In our case A is the computation of the operands and B is assignment. 
All of this means that our example is correct as far as standard is concerned.
« Last Edit: September 28, 2014, 02:04:47 AM by neo313 »

Offline frankie

  • Global Moderator
  • Member
  • *****
  • Posts: 2096
Re: Optimiser code generation bug?
« Reply #12 on: September 28, 2014, 09:28:38 PM »
So when coping a record object the compiler to avoid any conflict must create a temporary object to copy on than move it atomically on the destination?
Looking at the machine, not the parts of the standard that can be honestly interpreted in different ways, the transfer of blocks, not atomic types, requires different techniques normally referred as fencing. Now, on real hardware, if you crreate a fence to make atomic a block operation what should happen when the code try to access memory because you use a property of that object to copy it over?
It is better to be hated for what you are than to be loved for what you are not. - Andre Gide

sal55

  • Guest
Re: Optimiser code generation bug?
« Reply #13 on: September 29, 2014, 12:41:12 AM »
So when coping a record object the compiler to avoid any conflict must create a temporary object to copy on than move it atomically on the destination?
No, that is not necessary when copying blocks that don't overlap. It is however necessary to establish the source and destination addresses before copying; if either is inside the destination block, it must be read out first (obviously, otherwise you don't know where to read to or write from).
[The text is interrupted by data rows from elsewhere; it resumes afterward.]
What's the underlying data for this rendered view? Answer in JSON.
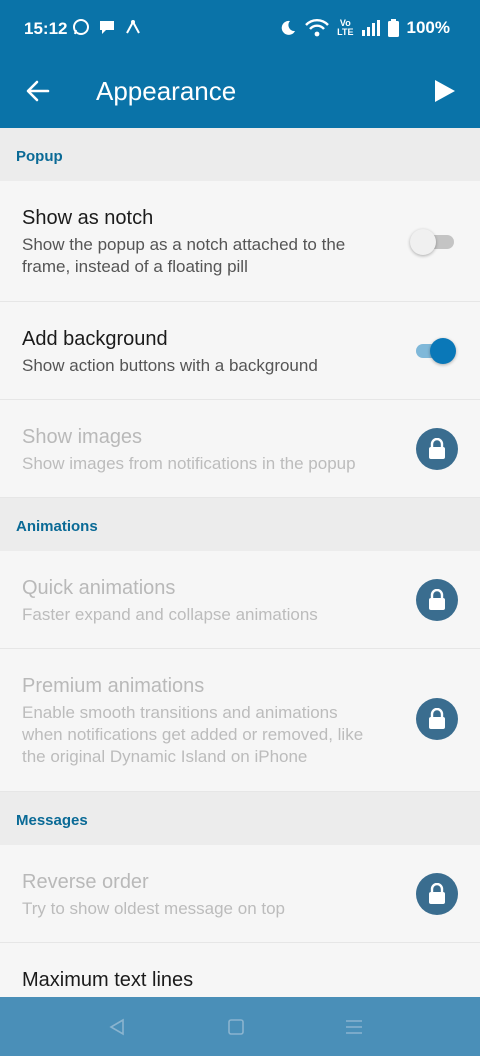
{
  "status_bar": {
    "time": "15:12",
    "battery": "100%",
    "network_label_top": "Vo",
    "network_label_bottom": "LTE"
  },
  "toolbar": {
    "title": "Appearance"
  },
  "sections": [
    {
      "header": "Popup",
      "items": [
        {
          "title": "Show as notch",
          "subtitle": "Show the popup as a notch attached to the frame, instead of a floating pill",
          "control": "toggle",
          "enabled": true,
          "value": false
        },
        {
          "title": "Add background",
          "subtitle": "Show action buttons with a background",
          "control": "toggle",
          "enabled": true,
          "value": true
        },
        {
          "title": "Show images",
          "subtitle": "Show images from notifications in the popup",
          "control": "lock",
          "enabled": false
        }
      ]
    },
    {
      "header": "Animations",
      "items": [
        {
          "title": "Quick animations",
          "subtitle": "Faster expand and collapse animations",
          "control": "lock",
          "enabled": false
        },
        {
          "title": "Premium animations",
          "subtitle": "Enable smooth transitions and animations when notifications get added or removed, like the original Dynamic Island on iPhone",
          "control": "lock",
          "enabled": false
        }
      ]
    },
    {
      "header": "Messages",
      "items": [
        {
          "title": "Reverse order",
          "subtitle": "Try to show oldest message on top",
          "control": "lock",
          "enabled": false
        },
        {
          "title": "Maximum text lines",
          "subtitle": "",
          "control": "none",
          "enabled": true
        }
      ]
    }
  ],
  "colors": {
    "app_bar": "#0a73a8",
    "accent": "#0a78b8",
    "section_header_text": "#0a6a96",
    "lock_badge": "#3a6d8f",
    "nav_bar": "#4a8fb8"
  },
  "icons": {
    "back": "arrow-left-icon",
    "action": "play-icon",
    "lock": "lock-icon",
    "nav_back": "triangle-back-icon",
    "nav_home": "square-home-icon",
    "nav_recents": "menu-lines-icon"
  }
}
The mistake here, is after the source address which is in the destination has been read, to read again after part of the copy had been done. The optimiser made the error of not evaluating the source address once and for all and relying on re-reading (which is hardly efficient anyway if you're trying to optimise).

Here's another example not involving blocks:

  int data[]={0,0,0,256,0,0};
  int A=3;

  A=data[A];

A takes on the value in data[3], ie. 256. But it might be that this assignment is done a byte at a time (I've seen in happen when the compiler thinks objects are misaligned). But this will go wrong if copied a byte at a time and the index A is reused each time.